I am working on a model which involves calculating the neighborhood density of each observation, and then using that neighborhood density (ND) as a predictor term.

The ND of *x_i* is calculated as follows:

- find the nearest neighbor of
*x_i*, it is at some distance*d* - count how many other observations are withing
*d***factor*, where*factor*is some real > 1

To calculate ND I use an NxM matrix, with N being the number of observations I’m modelling, and M the number of potential neighbors.

Now, so far I’ve been setting *factor* by trial and error, but I thought I’d give it a try building a model to estimate it.
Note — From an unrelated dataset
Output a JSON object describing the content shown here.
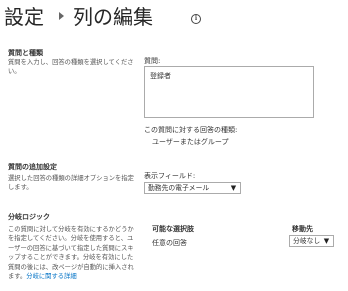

The following is what I came up with:

```
functions{
real rank_of(real [] vec, real val) {
int Ns = size(vec);
real res = 0.0;
for (n in 1:Ns) {
if (vec[n] < val) {
res += 1;
} else {
break;
}
}
return res;
}
vector find_neighborhood(matrix NNS, real nn_limit) {
int Ns = rows(NNS);
int Ms = cols(NNS);
vector[Ns] nns;
for (n in 1:Ns) {
real row_n[Ms];
real min_val_fac;
row_n = to_array_1d(NNS[n]);
min_val_fac = row_n[1] * nn_limit;
nns[n] = rank_of(row_n, min_val_fac);
}
return(nns);
}
}
data {
int<lower=0> N;
int<lower=0> M; // matrix size
matrix[N, M] NNS; // matrix of neighbors, each row is sorted
int<lower=1> y[N]; // Outcomes
}
parameters {
real Intercept;
real beta_nn; // slope
real<lower=0,upper=1> nn_limit; // factor for the neighbors, should be within 1 and 2
}
transformed parameters {
real nn_limit2 = nn_limit+1;
}
model {
vector[N] nn_dense;
vector[N] nn_dense_s;
vector[N] mu;
nn_dense = find_neighborhood(NNS, nn_limit2);
nn_dense_s = (nn_dense-mean(nn_dense))/sd(nn_dense);
mu = rep_vector(Intercept, N) + beta_nn*nn_dense_s;
Intercept ~ normal(0, 5);
beta_nn ~ normal(0, 10);
nn_limit ~ beta(5,5);
y ~ poisson_log(mu);
}
generated quantities {
vector[N] nn_dense;
nn_dense = find_neighborhood(NNS, nn_limit);
}
```

N is 35 in my test case, and M some 3000.

The model samples well and does not throw any errors. However, by the nature of rank_of(), nn_dense ends up being round numbers, so I don’t know if this is an issue.

Since I haven’t seen models like this around, I’d be interesting in knowing whether someone has already come up with something more sophisticated/better for doing something similar.